Angelica Mesiti
Future Perfect Continuous
30th July – 8th October 2022
Anna Schwartz Gallery
When I close my eyes, I can remember the sound. We sat in a circle, listening. We began by rubbing our hands together. After some time, one of us started snapping our fingers. The others followed. Slowly at first, then faster. We continued to build volume by clapping our fingers against our palms. Finally, as the crescendo of claps grew, we cupped our hands and hit our thighs. We repeated this gesture for several moments at maximum intensity, then reversed the sequence, gradually letting the noise die down. If we kept our eyes closed, we could imagine the sound of a rainstorm: first a slow drizzle, then falling drops, then a downpour.
This exercise was one I did every summer growing up, camping with groups of kids in the wilderness. We learned to listen to our environment and to each other. We learned to create quiet and to create noise. We learned that we could create something together that was impossible to do on our own. An individual snapping their fingers is unremarkable, but collectively this gesture can become the weather.

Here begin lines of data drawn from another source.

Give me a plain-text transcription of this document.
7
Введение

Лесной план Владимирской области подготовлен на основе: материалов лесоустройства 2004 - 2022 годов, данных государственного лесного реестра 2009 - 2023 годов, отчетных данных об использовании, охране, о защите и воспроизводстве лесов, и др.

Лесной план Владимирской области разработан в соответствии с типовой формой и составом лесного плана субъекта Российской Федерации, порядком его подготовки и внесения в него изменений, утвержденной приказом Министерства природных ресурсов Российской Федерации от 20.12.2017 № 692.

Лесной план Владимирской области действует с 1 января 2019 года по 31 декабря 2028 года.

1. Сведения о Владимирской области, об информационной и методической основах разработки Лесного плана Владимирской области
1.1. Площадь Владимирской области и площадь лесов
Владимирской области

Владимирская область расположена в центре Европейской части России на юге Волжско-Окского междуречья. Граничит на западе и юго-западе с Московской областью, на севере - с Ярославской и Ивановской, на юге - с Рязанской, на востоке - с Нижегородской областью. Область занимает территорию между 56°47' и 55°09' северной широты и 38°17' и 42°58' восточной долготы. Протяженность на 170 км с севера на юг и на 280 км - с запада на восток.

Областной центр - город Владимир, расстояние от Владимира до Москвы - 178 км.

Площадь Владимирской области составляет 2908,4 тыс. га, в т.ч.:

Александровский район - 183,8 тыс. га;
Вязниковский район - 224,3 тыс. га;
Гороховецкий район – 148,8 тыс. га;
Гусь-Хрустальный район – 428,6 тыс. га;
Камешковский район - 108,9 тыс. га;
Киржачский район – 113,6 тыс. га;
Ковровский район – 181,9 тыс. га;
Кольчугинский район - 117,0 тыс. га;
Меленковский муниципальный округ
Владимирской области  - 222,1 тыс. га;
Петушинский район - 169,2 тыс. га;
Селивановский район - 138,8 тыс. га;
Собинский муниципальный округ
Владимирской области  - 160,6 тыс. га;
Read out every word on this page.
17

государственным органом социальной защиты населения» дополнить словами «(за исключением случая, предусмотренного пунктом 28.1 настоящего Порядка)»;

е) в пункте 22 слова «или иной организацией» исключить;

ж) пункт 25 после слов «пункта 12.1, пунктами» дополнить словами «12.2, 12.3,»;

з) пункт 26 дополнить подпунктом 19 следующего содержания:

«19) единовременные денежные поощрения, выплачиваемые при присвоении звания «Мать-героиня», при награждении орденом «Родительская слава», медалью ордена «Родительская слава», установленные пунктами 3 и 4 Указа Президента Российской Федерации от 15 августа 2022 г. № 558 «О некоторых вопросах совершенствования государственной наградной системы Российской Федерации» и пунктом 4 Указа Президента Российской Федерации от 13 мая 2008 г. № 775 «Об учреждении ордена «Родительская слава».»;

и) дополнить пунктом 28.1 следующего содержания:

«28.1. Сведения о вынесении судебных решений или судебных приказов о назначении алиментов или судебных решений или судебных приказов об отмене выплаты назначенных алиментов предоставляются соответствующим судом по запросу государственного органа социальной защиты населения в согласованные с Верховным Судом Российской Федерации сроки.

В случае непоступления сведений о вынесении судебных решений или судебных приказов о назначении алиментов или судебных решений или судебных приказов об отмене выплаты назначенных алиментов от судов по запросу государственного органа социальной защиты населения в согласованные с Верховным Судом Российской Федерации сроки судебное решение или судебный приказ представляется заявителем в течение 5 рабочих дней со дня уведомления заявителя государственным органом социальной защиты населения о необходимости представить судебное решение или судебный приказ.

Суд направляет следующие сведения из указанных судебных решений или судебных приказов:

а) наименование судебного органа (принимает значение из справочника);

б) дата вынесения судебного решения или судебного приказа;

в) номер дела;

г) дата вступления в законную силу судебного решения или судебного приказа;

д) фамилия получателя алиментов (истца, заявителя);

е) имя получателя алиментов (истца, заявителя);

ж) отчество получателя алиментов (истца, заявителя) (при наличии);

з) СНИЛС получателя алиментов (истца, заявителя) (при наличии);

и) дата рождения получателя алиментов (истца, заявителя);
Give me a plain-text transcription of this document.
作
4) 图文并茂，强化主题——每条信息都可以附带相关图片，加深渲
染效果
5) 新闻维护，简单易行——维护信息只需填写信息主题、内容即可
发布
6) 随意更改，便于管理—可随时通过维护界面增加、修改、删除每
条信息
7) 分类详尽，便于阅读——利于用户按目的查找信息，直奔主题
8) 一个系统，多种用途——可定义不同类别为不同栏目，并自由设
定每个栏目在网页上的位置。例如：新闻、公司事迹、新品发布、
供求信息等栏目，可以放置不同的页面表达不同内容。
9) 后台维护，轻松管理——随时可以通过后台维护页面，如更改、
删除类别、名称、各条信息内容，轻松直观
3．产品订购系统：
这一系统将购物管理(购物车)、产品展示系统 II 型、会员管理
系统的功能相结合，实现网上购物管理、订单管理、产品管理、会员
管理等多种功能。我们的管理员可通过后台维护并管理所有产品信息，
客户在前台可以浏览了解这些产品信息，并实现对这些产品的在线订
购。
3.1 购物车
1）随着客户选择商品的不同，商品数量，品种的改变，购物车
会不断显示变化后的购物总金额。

Future Perfect Continuous, captures this activity. Shot in black and white, the film is a montage of hands performing the gestures that collectively and convincingly mimic the sound of rain— rubbing, snapping, clapping, slapping. The soundtrack is composed solely of the sounds generated by performers’ hands. The camera moves between their hands and faces as they listen to each other. As with several of Mesiti’s earlier works, the possibility of collectivity is a recurrent theme. Here she brings together a diverse cast of people in their early 20s, at the start of their adult life. We can imagine them leaving home and entering society, forming new communities, perhaps voting for the first time.
In the gallery, viewers enter the installation facing an unfinished wall, while the ambient sound plays. Projected on the other side of the wall is the film, rendering a significant and intentional delay between the revelation of the image to the sound; an opportunity to speculate and wonder, to listen and imagine a rainstorm before seeing the human hands which fabricate it.
Mesiti’s film is paired with images of fossilised rain prints; imprints of raindrops preserved in stone from storms that occurred millions of years ago. Sourced online, printed in black and white and further photographed against coloured backdrops, the images appear accurate and uncanny at the same time, with the shadows of the rocks cast too evenly to be plausible. In reality these are shadows of the printed paper edge. These are photographs of photographs, a trompe l’oeil, an illusion that functions at a distance and dissolves upon closer inspection, similar to the experience of the film.
The title for Mesiti’s work, Future Perfect Continuous, describes a verb tense for actions that continue up until a point in the future. By tomorrow, it will have been raining continuously for a week. It is a specific grammatical construction for a time that projects forwards in anticipation of events that have not yet happened, but will likely happen. It is speculative and real at the same time. This continuum is similarly embodied in the exercise of‘deep listening’, the term coined by composer Pauline Oliveros to describe a practice of elevated attunement. It is an exercise in“learning to expand the perception of sounds to include the whole space/time continuum of sound…” To listen is to be aware of oneself in time, in space, and as part of the collective whole.
Angelica Mesiti’s Future Perfect Continuous evokes an unusual conflation of time, a sort of retrospective futurism. This temporal aesthetic is evoked both in the background colour palette of the rain-fossil photographs, echoing traditional, scholarly modes of geological documentation and by the filming in black and white of the mid-century architectural setting in a site under construction.
This is not a representation of rain so much as the memory of rain, rendered through imprint (fossils) and imitation (rain-making). It takes place in an unspecified future: the space/time continuum of Oliveros’ Deep Listening. Perhaps this is a time when rain no longer exists, and only its memory remains.